Legacy: Sylvia Sidney (original) (raw)

The star from ''Sabotage'' and ''Beetlejuice'' graced the movie screen and the stage during her varied career

Published on July 16, 1999 04:00AM EDT

When Sylvia Sidney was at her Depression-era peak, Paramount cast her time and again as the hero’s tremulous lower-class girlfriend. ”They used to pay me by the teardrop,” she said later. But while her haunting beauty led to typecasting, Sidney, who died of throat cancer on July 1, at 88, was in fact a skilled actress who fled Hollywood for the stage in the ’40s. The real Sidney was a feisty workhorse whose credits ran up until last year’s Fantasy Island revival. The Hollywood Sidney, fantasy though she may have been, still gave us some wonderfully shimmering moments.

Sabotage (1936): A timid London wife realizes her husband (Oscar Homolka) is a terrorist bomber. Sidney’s porcelain fragility slowly cracks in Hitchcock’s unrelenting thriller.

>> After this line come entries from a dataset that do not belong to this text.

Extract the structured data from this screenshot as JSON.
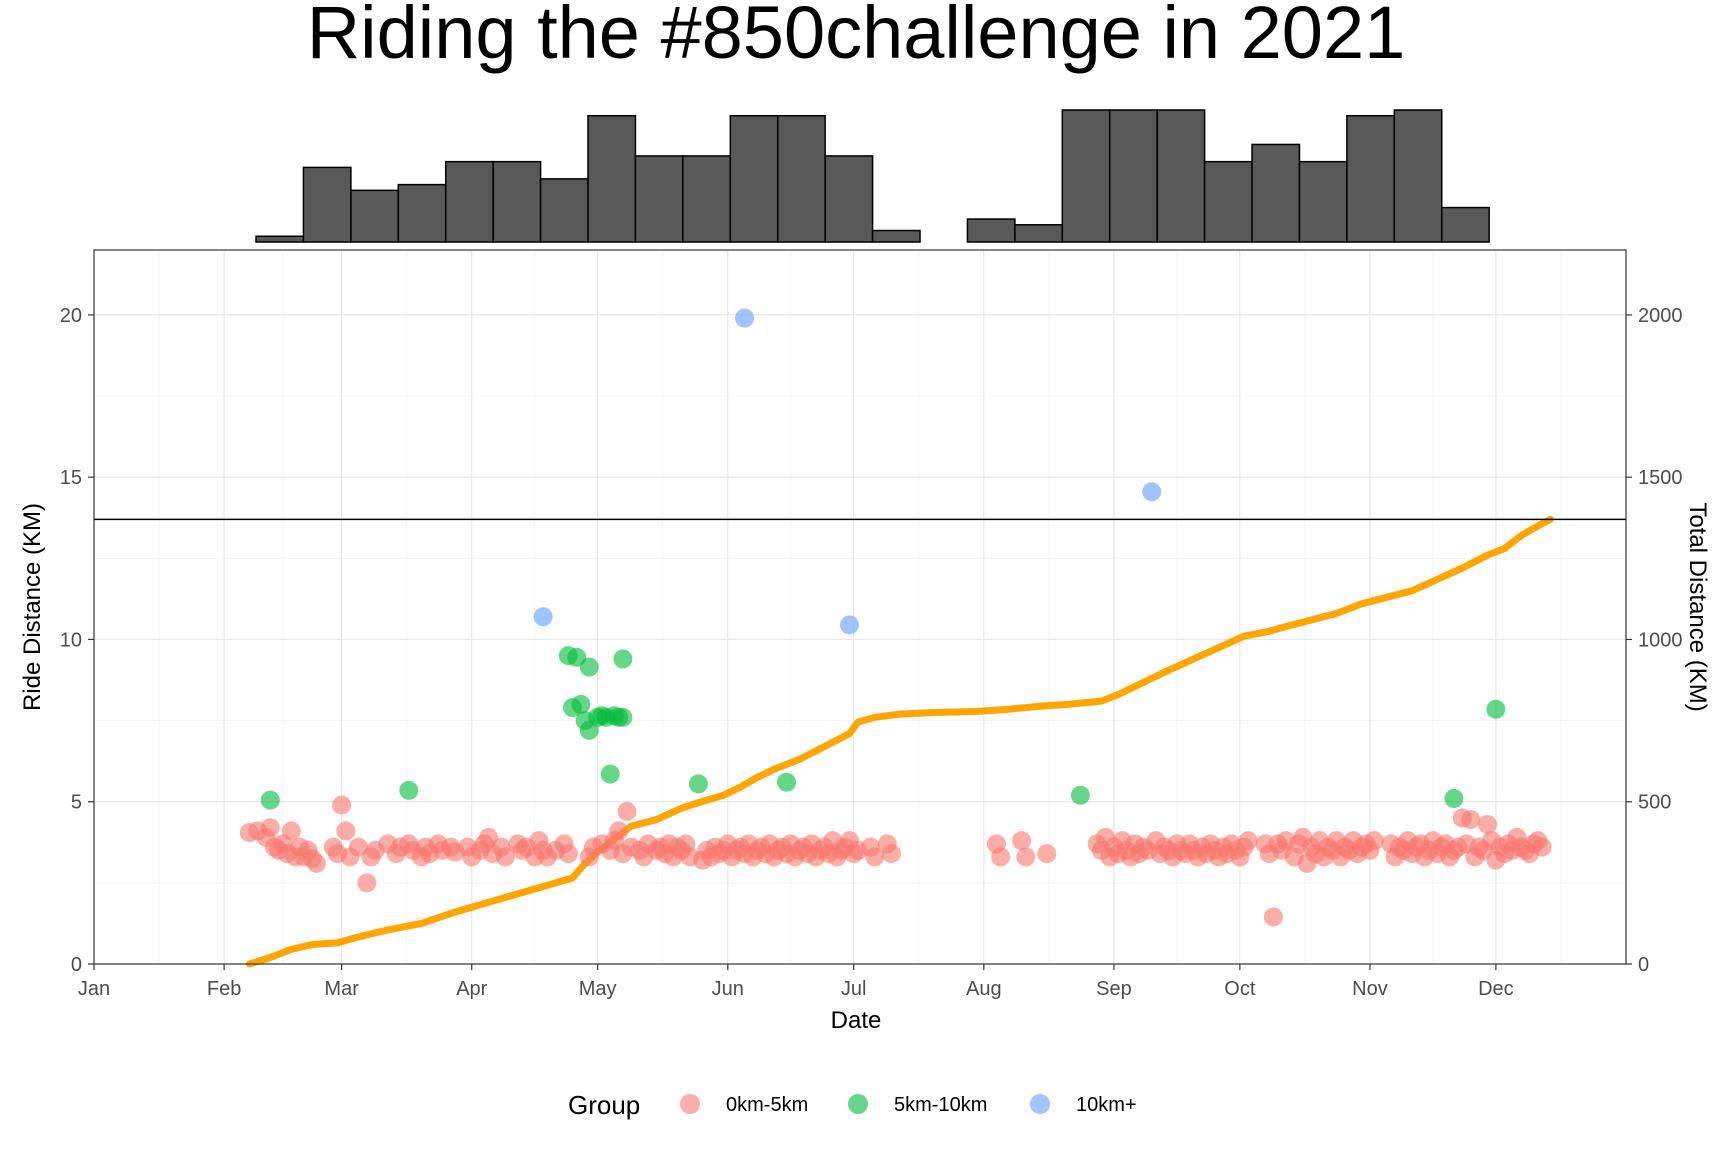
{
  "chart_data": {
    "type": "scatter",
    "title": "Riding the #850challenge in 2021",
    "xlabel": "Date",
    "ylabel": "Ride Distance (KM)",
    "y2label": "Total Distance (KM)",
    "x_ticks": [
      "Jan",
      "Feb",
      "Mar",
      "Apr",
      "May",
      "Jun",
      "Jul",
      "Aug",
      "Sep",
      "Oct",
      "Nov",
      "Dec"
    ],
    "x_tick_days": [
      0,
      31,
      59,
      90,
      120,
      151,
      181,
      212,
      243,
      273,
      304,
      334
    ],
    "xlim_days": [
      0,
      365
    ],
    "y_ticks": [
      0,
      5,
      10,
      15,
      20
    ],
    "ylim": [
      0,
      22
    ],
    "y2_ticks": [
      0,
      500,
      1000,
      1500,
      2000
    ],
    "y2lim": [
      0,
      2200
    ],
    "hline_y2": 1370,
    "grid": true,
    "legend": {
      "title": "Group",
      "position": "bottom",
      "entries": [
        {
          "label": "0km-5km",
          "color": "#F8766D"
        },
        {
          "label": "5km-10km",
          "color": "#00BA38"
        },
        {
          "label": "10km+",
          "color": "#619CFF"
        }
      ]
    },
    "histogram": {
      "bin_start_day": 16,
      "bin_width_days": 11.3,
      "counts": [
        0,
        0,
        1,
        13,
        9,
        10,
        14,
        14,
        11,
        22,
        15,
        15,
        22,
        22,
        15,
        2,
        0,
        4,
        3,
        23,
        23,
        23,
        14,
        17,
        14,
        22,
        23,
        6,
        0
      ]
    },
    "series": [
      {
        "name": "0km-5km",
        "color": "#F8766D",
        "points": [
          [
            37,
            4.05
          ],
          [
            39,
            4.1
          ],
          [
            41,
            3.9
          ],
          [
            42,
            4.2
          ],
          [
            43,
            3.6
          ],
          [
            44,
            3.5
          ],
          [
            45,
            3.7
          ],
          [
            46,
            3.4
          ],
          [
            47,
            4.1
          ],
          [
            48,
            3.3
          ],
          [
            49,
            3.6
          ],
          [
            50,
            3.3
          ],
          [
            51,
            3.5
          ],
          [
            52,
            3.25
          ],
          [
            53,
            3.1
          ],
          [
            57,
            3.6
          ],
          [
            58,
            3.4
          ],
          [
            59,
            4.9
          ],
          [
            60,
            4.1
          ],
          [
            61,
            3.3
          ],
          [
            63,
            3.6
          ],
          [
            65,
            2.5
          ],
          [
            66,
            3.3
          ],
          [
            67,
            3.5
          ],
          [
            70,
            3.7
          ],
          [
            72,
            3.4
          ],
          [
            73,
            3.6
          ],
          [
            75,
            3.7
          ],
          [
            76,
            3.5
          ],
          [
            78,
            3.3
          ],
          [
            79,
            3.6
          ],
          [
            80,
            3.4
          ],
          [
            82,
            3.7
          ],
          [
            83,
            3.5
          ],
          [
            85,
            3.6
          ],
          [
            86,
            3.45
          ],
          [
            89,
            3.6
          ],
          [
            90,
            3.3
          ],
          [
            92,
            3.5
          ],
          [
            93,
            3.7
          ],
          [
            94,
            3.9
          ],
          [
            95,
            3.4
          ],
          [
            97,
            3.6
          ],
          [
            98,
            3.3
          ],
          [
            101,
            3.7
          ],
          [
            102,
            3.5
          ],
          [
            103,
            3.6
          ],
          [
            105,
            3.3
          ],
          [
            106,
            3.8
          ],
          [
            107,
            3.5
          ],
          [
            108,
            3.3
          ],
          [
            110,
            3.5
          ],
          [
            112,
            3.7
          ],
          [
            113,
            3.4
          ],
          [
            118,
            3.3
          ],
          [
            119,
            3.6
          ],
          [
            121,
            3.7
          ],
          [
            123,
            3.5
          ],
          [
            124,
            3.8
          ],
          [
            125,
            4.1
          ],
          [
            126,
            3.4
          ],
          [
            127,
            4.7
          ],
          [
            128,
            3.6
          ],
          [
            130,
            3.5
          ],
          [
            131,
            3.3
          ],
          [
            132,
            3.7
          ],
          [
            134,
            3.5
          ],
          [
            135,
            3.6
          ],
          [
            136,
            3.4
          ],
          [
            137,
            3.7
          ],
          [
            138,
            3.3
          ],
          [
            139,
            3.6
          ],
          [
            140,
            3.5
          ],
          [
            141,
            3.7
          ],
          [
            142,
            3.3
          ],
          [
            145,
            3.2
          ],
          [
            146,
            3.5
          ],
          [
            147,
            3.3
          ],
          [
            148,
            3.6
          ],
          [
            149,
            3.4
          ],
          [
            150,
            3.5
          ],
          [
            151,
            3.7
          ],
          [
            152,
            3.3
          ],
          [
            153,
            3.5
          ],
          [
            154,
            3.6
          ],
          [
            155,
            3.4
          ],
          [
            156,
            3.7
          ],
          [
            157,
            3.3
          ],
          [
            158,
            3.5
          ],
          [
            159,
            3.6
          ],
          [
            160,
            3.4
          ],
          [
            161,
            3.7
          ],
          [
            162,
            3.3
          ],
          [
            163,
            3.5
          ],
          [
            164,
            3.6
          ],
          [
            165,
            3.4
          ],
          [
            166,
            3.7
          ],
          [
            167,
            3.3
          ],
          [
            168,
            3.5
          ],
          [
            169,
            3.6
          ],
          [
            170,
            3.4
          ],
          [
            171,
            3.7
          ],
          [
            172,
            3.3
          ],
          [
            173,
            3.5
          ],
          [
            174,
            3.6
          ],
          [
            175,
            3.4
          ],
          [
            176,
            3.8
          ],
          [
            177,
            3.3
          ],
          [
            178,
            3.5
          ],
          [
            179,
            3.6
          ],
          [
            180,
            3.8
          ],
          [
            181,
            3.4
          ],
          [
            182,
            3.5
          ],
          [
            185,
            3.6
          ],
          [
            186,
            3.3
          ],
          [
            189,
            3.7
          ],
          [
            190,
            3.4
          ],
          [
            215,
            3.7
          ],
          [
            216,
            3.3
          ],
          [
            221,
            3.8
          ],
          [
            222,
            3.3
          ],
          [
            227,
            3.4
          ],
          [
            239,
            3.7
          ],
          [
            240,
            3.5
          ],
          [
            241,
            3.9
          ],
          [
            242,
            3.3
          ],
          [
            243,
            3.6
          ],
          [
            244,
            3.4
          ],
          [
            245,
            3.8
          ],
          [
            246,
            3.5
          ],
          [
            247,
            3.3
          ],
          [
            248,
            3.7
          ],
          [
            249,
            3.4
          ],
          [
            250,
            3.6
          ],
          [
            251,
            3.5
          ],
          [
            253,
            3.8
          ],
          [
            254,
            3.4
          ],
          [
            255,
            3.6
          ],
          [
            256,
            3.5
          ],
          [
            257,
            3.3
          ],
          [
            258,
            3.7
          ],
          [
            259,
            3.5
          ],
          [
            260,
            3.4
          ],
          [
            261,
            3.7
          ],
          [
            262,
            3.5
          ],
          [
            263,
            3.3
          ],
          [
            264,
            3.6
          ],
          [
            265,
            3.4
          ],
          [
            266,
            3.7
          ],
          [
            267,
            3.5
          ],
          [
            268,
            3.3
          ],
          [
            269,
            3.6
          ],
          [
            270,
            3.4
          ],
          [
            271,
            3.7
          ],
          [
            272,
            3.5
          ],
          [
            273,
            3.3
          ],
          [
            274,
            3.6
          ],
          [
            275,
            3.8
          ],
          [
            279,
            3.7
          ],
          [
            280,
            3.4
          ],
          [
            281,
            1.45
          ],
          [
            282,
            3.7
          ],
          [
            283,
            3.5
          ],
          [
            284,
            3.8
          ],
          [
            286,
            3.3
          ],
          [
            287,
            3.7
          ],
          [
            288,
            3.9
          ],
          [
            289,
            3.1
          ],
          [
            290,
            3.6
          ],
          [
            291,
            3.4
          ],
          [
            292,
            3.8
          ],
          [
            293,
            3.3
          ],
          [
            294,
            3.6
          ],
          [
            295,
            3.5
          ],
          [
            296,
            3.8
          ],
          [
            297,
            3.3
          ],
          [
            298,
            3.6
          ],
          [
            299,
            3.5
          ],
          [
            300,
            3.8
          ],
          [
            301,
            3.4
          ],
          [
            302,
            3.6
          ],
          [
            303,
            3.7
          ],
          [
            304,
            3.5
          ],
          [
            305,
            3.8
          ],
          [
            309,
            3.7
          ],
          [
            310,
            3.3
          ],
          [
            311,
            3.6
          ],
          [
            312,
            3.5
          ],
          [
            313,
            3.8
          ],
          [
            314,
            3.4
          ],
          [
            315,
            3.6
          ],
          [
            316,
            3.7
          ],
          [
            317,
            3.3
          ],
          [
            318,
            3.5
          ],
          [
            319,
            3.8
          ],
          [
            320,
            3.4
          ],
          [
            321,
            3.6
          ],
          [
            322,
            3.7
          ],
          [
            323,
            3.3
          ],
          [
            324,
            3.5
          ],
          [
            325,
            3.6
          ],
          [
            326,
            4.5
          ],
          [
            327,
            3.7
          ],
          [
            328,
            4.45
          ],
          [
            329,
            3.3
          ],
          [
            330,
            3.6
          ],
          [
            331,
            3.5
          ],
          [
            332,
            4.3
          ],
          [
            333,
            3.8
          ],
          [
            334,
            3.2
          ],
          [
            335,
            3.6
          ],
          [
            336,
            3.4
          ],
          [
            337,
            3.7
          ],
          [
            338,
            3.5
          ],
          [
            339,
            3.9
          ],
          [
            340,
            3.6
          ],
          [
            341,
            3.5
          ],
          [
            342,
            3.4
          ],
          [
            343,
            3.7
          ],
          [
            344,
            3.8
          ],
          [
            345,
            3.6
          ]
        ]
      },
      {
        "name": "5km-10km",
        "color": "#00BA38",
        "points": [
          [
            42,
            5.05
          ],
          [
            75,
            5.35
          ],
          [
            113,
            9.5
          ],
          [
            114,
            7.9
          ],
          [
            115,
            9.45
          ],
          [
            116,
            8.0
          ],
          [
            117,
            7.5
          ],
          [
            118,
            9.15
          ],
          [
            118,
            7.2
          ],
          [
            120,
            7.6
          ],
          [
            121,
            7.65
          ],
          [
            122,
            7.6
          ],
          [
            123,
            5.85
          ],
          [
            124,
            7.65
          ],
          [
            125,
            7.6
          ],
          [
            126,
            9.4
          ],
          [
            126,
            7.6
          ],
          [
            144,
            5.55
          ],
          [
            165,
            5.6
          ],
          [
            235,
            5.2
          ],
          [
            324,
            5.1
          ],
          [
            334,
            7.85
          ]
        ]
      },
      {
        "name": "10km+",
        "color": "#619CFF",
        "points": [
          [
            107,
            10.7
          ],
          [
            155,
            19.9
          ],
          [
            180,
            10.45
          ],
          [
            252,
            14.55
          ]
        ]
      }
    ],
    "cumulative_series": {
      "name": "Total Distance",
      "color": "#FFA500",
      "points": [
        [
          37,
          0
        ],
        [
          42,
          20
        ],
        [
          47,
          45
        ],
        [
          52,
          60
        ],
        [
          58,
          65
        ],
        [
          62,
          80
        ],
        [
          70,
          105
        ],
        [
          78,
          125
        ],
        [
          86,
          160
        ],
        [
          94,
          190
        ],
        [
          102,
          220
        ],
        [
          110,
          250
        ],
        [
          114,
          265
        ],
        [
          117,
          310
        ],
        [
          120,
          345
        ],
        [
          124,
          385
        ],
        [
          128,
          425
        ],
        [
          134,
          445
        ],
        [
          140,
          480
        ],
        [
          146,
          505
        ],
        [
          150,
          520
        ],
        [
          154,
          545
        ],
        [
          158,
          575
        ],
        [
          162,
          600
        ],
        [
          168,
          630
        ],
        [
          174,
          670
        ],
        [
          180,
          710
        ],
        [
          182,
          745
        ],
        [
          186,
          760
        ],
        [
          192,
          770
        ],
        [
          200,
          775
        ],
        [
          210,
          778
        ],
        [
          218,
          785
        ],
        [
          226,
          795
        ],
        [
          232,
          800
        ],
        [
          240,
          810
        ],
        [
          244,
          830
        ],
        [
          248,
          855
        ],
        [
          252,
          880
        ],
        [
          256,
          905
        ],
        [
          262,
          940
        ],
        [
          268,
          975
        ],
        [
          274,
          1010
        ],
        [
          280,
          1025
        ],
        [
          284,
          1040
        ],
        [
          290,
          1060
        ],
        [
          296,
          1080
        ],
        [
          302,
          1110
        ],
        [
          308,
          1130
        ],
        [
          314,
          1150
        ],
        [
          320,
          1185
        ],
        [
          326,
          1220
        ],
        [
          332,
          1260
        ],
        [
          336,
          1280
        ],
        [
          340,
          1320
        ],
        [
          344,
          1350
        ],
        [
          347,
          1370
        ]
      ]
    }
  }
}
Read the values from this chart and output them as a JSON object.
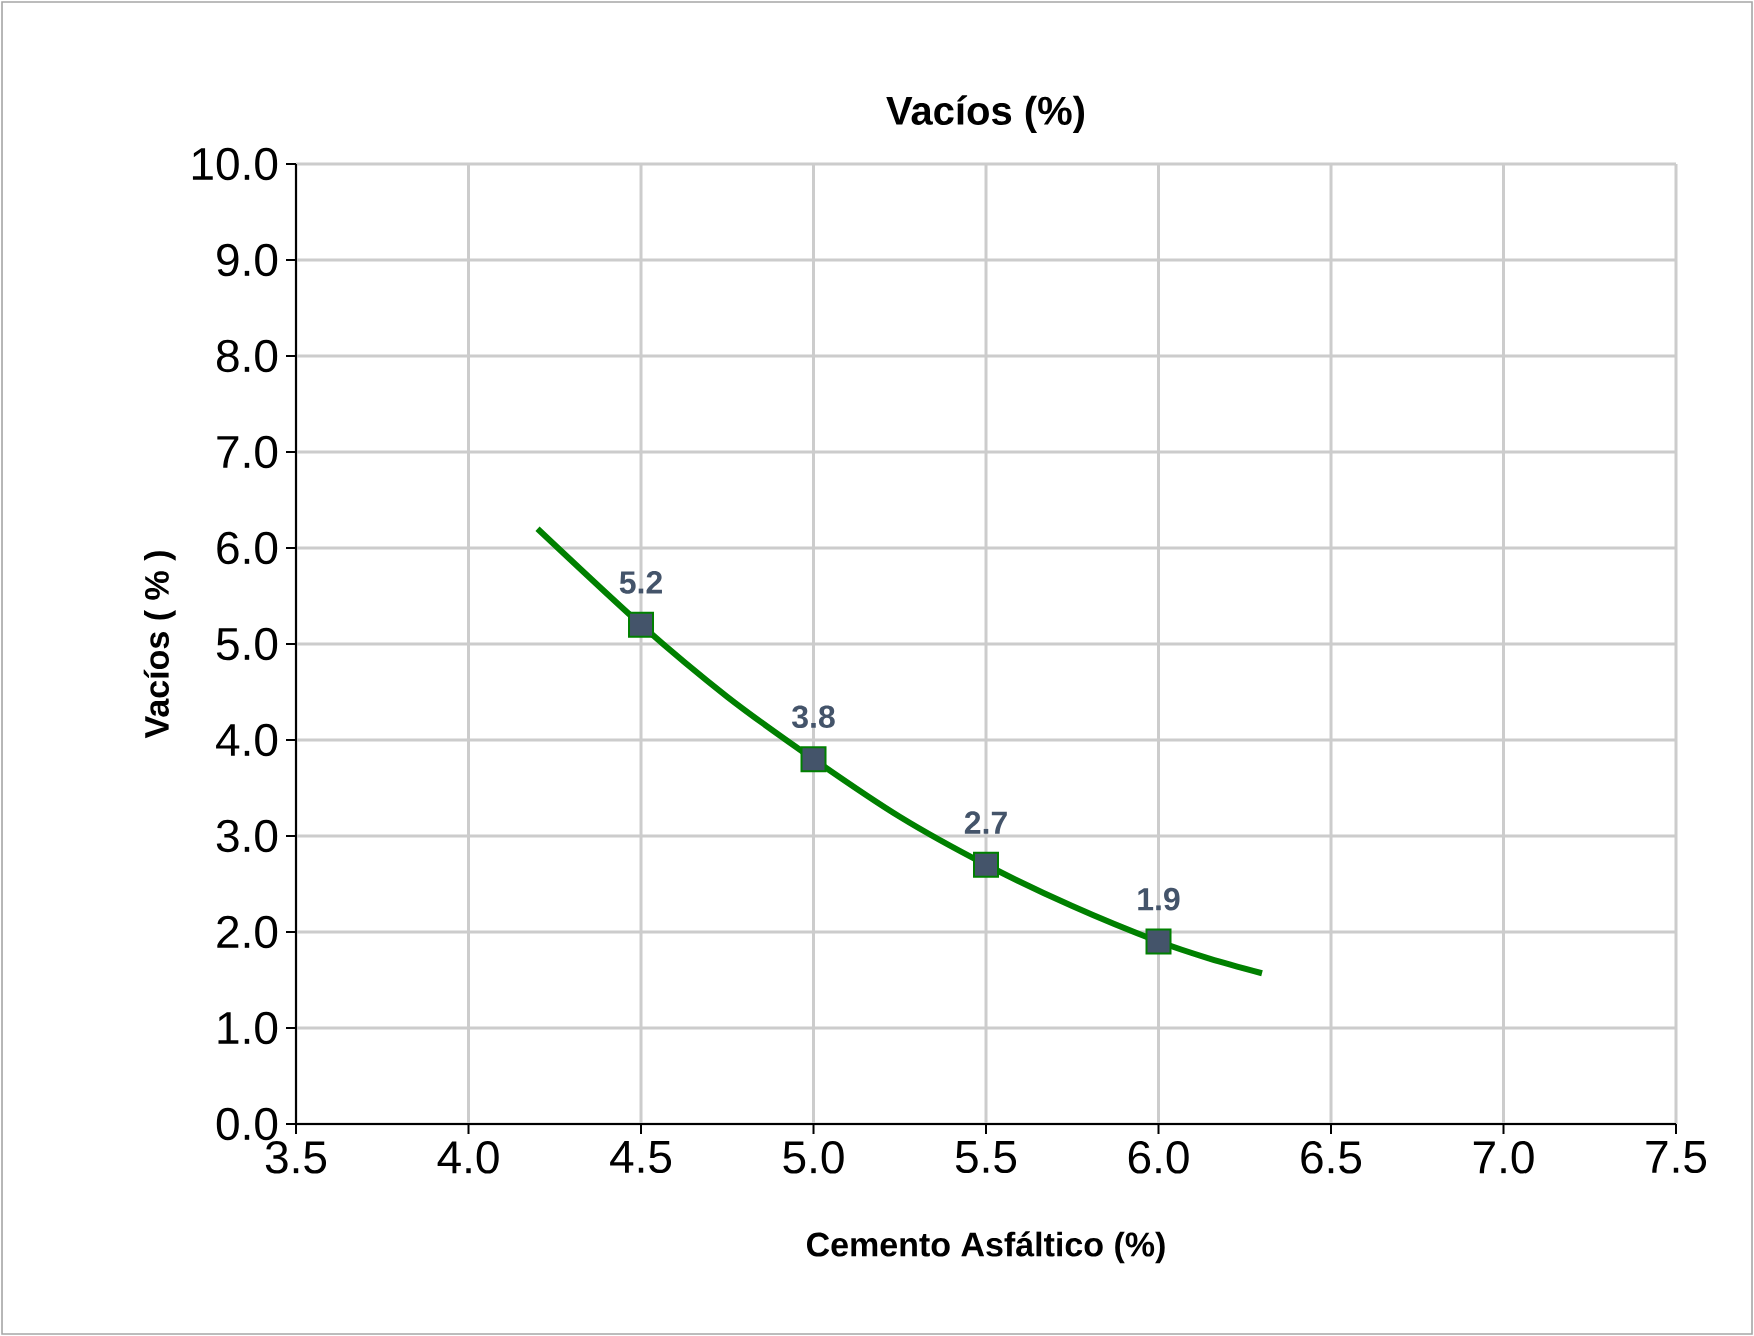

You Only Live Once (1937) Sidney falls in love and goes on the lam with Henry Fonda in this precursor to Bonnie and Clyde, a brilliantly bitter pill from director Fritz Lang.

Summer Wishes, Winter Dreams (1973) The actress’ only Oscar nomination came for her ”comeback” — her first film role in 17 years — as neurotic housewife Joanne Woodward’s tough-talking mother.

Beetlejuice (1988) At 78, Sidney finally got a chance to shine in a comic role — as Juno, the chain-smoking afterlife bureaucrat in Tim Burton’s wiggy farce.